"The decisions we make are not all conscious," reflects Álvaro Siza, one of seven architects invited by curator Kate Goodwin to design and install an immersive installation within the galleries of London’s Royal Academy of Arts. “What we do depends much on our experiences.” It is these subconscious memories and instinctive reactions to light, material, and space that visitors to Sensing Spaces are invited to experience first hand.
Photo by James Harris © Royal Academy of Arts, London, 2014
The installations, with varying degrees of success, go beyond the functional and visual to explore the physical sensation of inhabiting architecture, while also providing insight into the background and sensibilities of each practice.

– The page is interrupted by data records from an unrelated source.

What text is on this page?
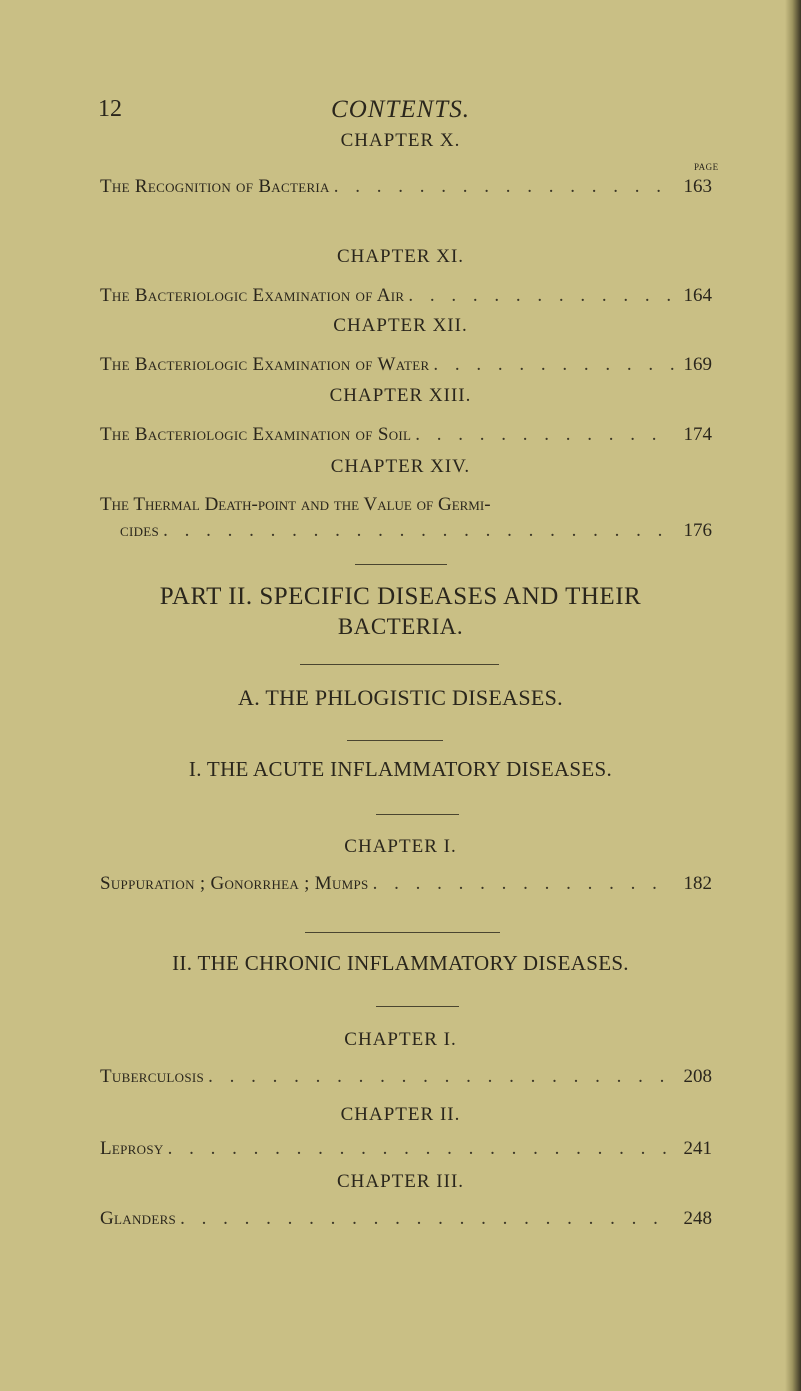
12	CONTENTS.
CHAPTER X.
PAGE
The Recognition of Bacteria . . .	163
CHAPTER XI.
The Bacteriologic Examination of Air . . .	164
CHAPTER XII.
The Bacteriologic Examination of Water . . .	169
CHAPTER XIII.
The Bacteriologic Examination of Soil . . .	174
CHAPTER XIV.
The Thermal Death-point and the Value of Germi-
cides . . .	176
PART II. SPECIFIC DISEASES AND THEIR
BACTERIA.
A. THE PHLOGISTIC DISEASES.
I. THE ACUTE INFLAMMATORY DISEASES.
CHAPTER I.
Suppuration ; Gonorrhea ; Mumps . . .	182
II. THE CHRONIC INFLAMMATORY DISEASES.
CHAPTER I.
Tuberculosis . . .	208
CHAPTER II.
Leprosy . . .	241
CHAPTER III.
Glanders . . .	248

Standing in the octagonal Central Hall of the Academy’s Main Galleries, visitors are invited to make their own path through the space. Through the doorway to the left, an angular viewing platform supported by four megalithic, cylindrical pillars draws them in. Designed by young Chilean practice Pezo von Ellrichshausen, the pine board structure is fortress-like, evoking the urge to explore: walk up a zigzagging ramp or ascend one of the spiral staircases that wind up the interior of each pillar to access a square viewing deck. From this lofty height, the structure’s high walls block the view below, instead drawing attention to the gallery’s Neoclassical, gilded ceiling and providing a unique opportunity to see its opulence in detail.
Next door, Berlin-based, African-born architect Diébédo Francis Kéré‘s also encourages a childlike feeling of freedom with a polypropylene archway into which visitors are encouraged to push plastic straws. After two months of interaction, the result is a structure with an extremely stubbly, multicolored skin that both adults and children feel compelled to touch and play with. Sucking visitors in through its low but cavernous entranceway, the textured tunnel narrows in the middle before opening up and ejecting them from the other side—what can be a bright, but rather brief, experience on a crowded day.
Taking a more serious tone, Chinese architect Li Xaodong has created a maze-like series of passageways lined with raw hazel sticks. Lit by LED floor panels, visitors navigate their way through the narrow corridor to a calming Zen garden complete with a pebble floor and a mirrored wall that heightens the sense of entering a wide-open space.
Equally immersive is Kengo Kuma’s atmospheric bamboo installation. Set across two dimly lit spaces, he whittled bamboo sticks into a delicate lattice structure and infused them with the scent of Hinoki wood and Tatami mats—aromas that are evocative of the traditional Japanese houses that Kuma grew up in and, he admits, are still capable of sending him into a deep sleep.
In contrast, Irish practice Grafton Architects has used the gallery’s soaring roof to explore the human attraction to light cycles. Working across two gallery spaces—one dark and one light—the architects have installed a series of sculptural, suspended volumes to capture and sculpt daylight that filters into the gallery. In the darker, larger space, light enters through an opening in a monolithic structure that has been inserted into the roof. Subtle variations in light and shadow play across its clean, angular surfaces, causing visitors to stop and marvel. Through the gloom, an archway of bright light beckons you into a smaller, dazzlingly bright gallery where a series of white plaster slats hang across the ceiling, reflecting and diffusing the light around the room.
The subtlest of interventions come courtesy of Portuguese Pritzker Prize-winners Alvaro Siza and Eduardo Souto de Moura, the latter of whom has made a cast concrete replica of two of the gallery’s ornate marble archways. Cast in reinforced concrete using high precision joinery molds, the Brutalist-style replicas are placed perpendicular to their originals, inviting the observer to compare and contrast. Also inspired by the Academy’s architecture, Siza has installed three yellow concrete columns in the gallery’s exterior courtyard: one complete, one with a missing capital, and one on its side as if toppled over, with its capital lying close by. It's a peculiar sight in such a formal setting, but Siza has fulfilled the exhibition’s ultimate goal: to bring the experiential qualities of architecture to the fore.